Beaucoup de voix s’élèvent en effet aujourd’hui pour dire que les méthodes appliquées par nos ancêtres sont les plus adaptées aux réalités et spécificités du terrain. Il est vrai que les temps modernes connaissent un réchauffement climatique global et il est incontestable, mais, les peuples sont appelés obligatoirement à s’adapter.

Aujourd’hui, l’Algérie possède les moyens modernes nécessaires pour la lutte contre les feux de forêts. Mais a-t-elle les stratégies adéquates?

Jusqu’à cet été, des centaines de milliers d’hectares de forêts sont décimés par les incendies. Le couvert végétal de l’Afrique du Nord est en train de diminuer à vue d’oeil faisant ainsi avancer, chaque minute, le désert de quelques centimètres. La Protection civile a les moyens d’affronter les flammes, mais est-il de son rôle de sensibiliser et de prévenir les feux? C’est justement à ce chapitre qu’apparaît l’importance de l’expérience des anciens. Connaissant mieux la nature du milieu, leurs méthodes ont fini par limiter considérablement les feux de forêts.
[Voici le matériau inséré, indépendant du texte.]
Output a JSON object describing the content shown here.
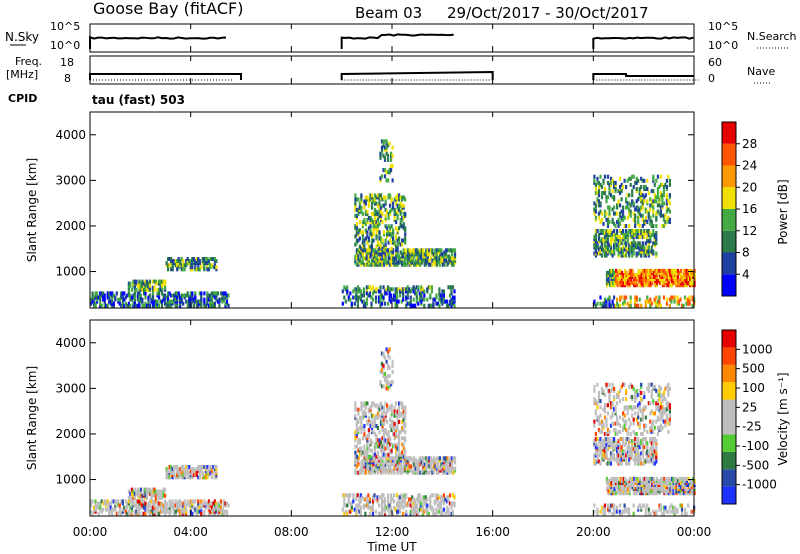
{
  "header": {
    "station": "Goose Bay (fitACF)",
    "beam": "Beam 03",
    "dates": "29/Oct/2017 - 30/Oct/2017"
  },
  "strips": {
    "nsky": {
      "label": "N.Sky",
      "left_ticks": [
        "10^5",
        "10^0"
      ],
      "right_ticks": [
        "10^5",
        "10^0"
      ],
      "right_label": "N.Search"
    },
    "freq": {
      "label_line1": "Freq.",
      "label_line2": "[MHz]",
      "left_ticks": [
        "18",
        "8"
      ],
      "right_ticks": [
        "60",
        "0"
      ],
      "right_label": "Nave"
    },
    "cpid": {
      "label": "CPID",
      "mode": "tau (fast) 503"
    }
  },
  "colors": {
    "power_scale": [
      "#0000ff",
      "#1c3fa0",
      "#2a7a4a",
      "#44aa44",
      "#f0e000",
      "#ff9900",
      "#ff5500",
      "#e60000"
    ],
    "velocity_scale": [
      "#1e32ff",
      "#2a4aa8",
      "#2f7a40",
      "#55cc33",
      "#bebebe",
      "#bebebe",
      "#ffcc00",
      "#ff8800",
      "#ff4400",
      "#e60000"
    ]
  },
  "chart_data": [
    {
      "type": "heatmap",
      "panel": "power",
      "ylabel": "Slant Range [km]",
      "yticks": [
        "1000",
        "2000",
        "3000",
        "4000"
      ],
      "ylim": [
        200,
        4500
      ],
      "colorbar_label": "Power [dB]",
      "colorbar_ticks": [
        "28",
        "24",
        "20",
        "16",
        "12",
        "8",
        "4"
      ],
      "colorbar_range": [
        0,
        30
      ],
      "observed_intervals_hours": [
        [
          0,
          5.5
        ],
        [
          10,
          14.5
        ],
        [
          20,
          24
        ]
      ]
    },
    {
      "type": "heatmap",
      "panel": "velocity",
      "ylabel": "Slant Range [km]",
      "yticks": [
        "1000",
        "2000",
        "3000",
        "4000"
      ],
      "ylim": [
        200,
        4500
      ],
      "colorbar_label": "Velocity [m s⁻¹]",
      "colorbar_ticks": [
        "1000",
        "500",
        "100",
        "25",
        "-25",
        "-100",
        "-500",
        "-1000"
      ],
      "observed_intervals_hours": [
        [
          0,
          5.5
        ],
        [
          10,
          14.5
        ],
        [
          20,
          24
        ]
      ]
    }
  ],
  "xaxis": {
    "ticks": [
      "00:00",
      "04:00",
      "08:00",
      "12:00",
      "16:00",
      "20:00",
      "00:00"
    ],
    "label": "Time UT",
    "xlim_hours": [
      0,
      24
    ]
  }
}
Faire parler les anciens sur les moyens utilisés jadis est un capital expérience qu’il ne faut pas sous-estimer. Les forêts étaient plus vastes autrefois avec peu de moyens techniques, mais les feux de forêts faisaient moins de dégâts. La clé réside dans l’expérience et la connaissance du terrain et du rythme des saisons. C’est dans cet esprit justement que nous avons profité de sa présence pour faire parler Dda Akli Semani, un vieux de 71 ans qui possède une connaissance parfaite des méthodes utilisées par les anciens et surtout le calendrier agricole avec ses dates précises et qui, jusqu’à présent, n’ont pas été démenties par le temps. Il vient de concevoir un calendrier circulaire portant toutes ces petites et courtes périodes de l’année. Une oeuvre de génie qui tourne dans le sens de la rotation du soleil.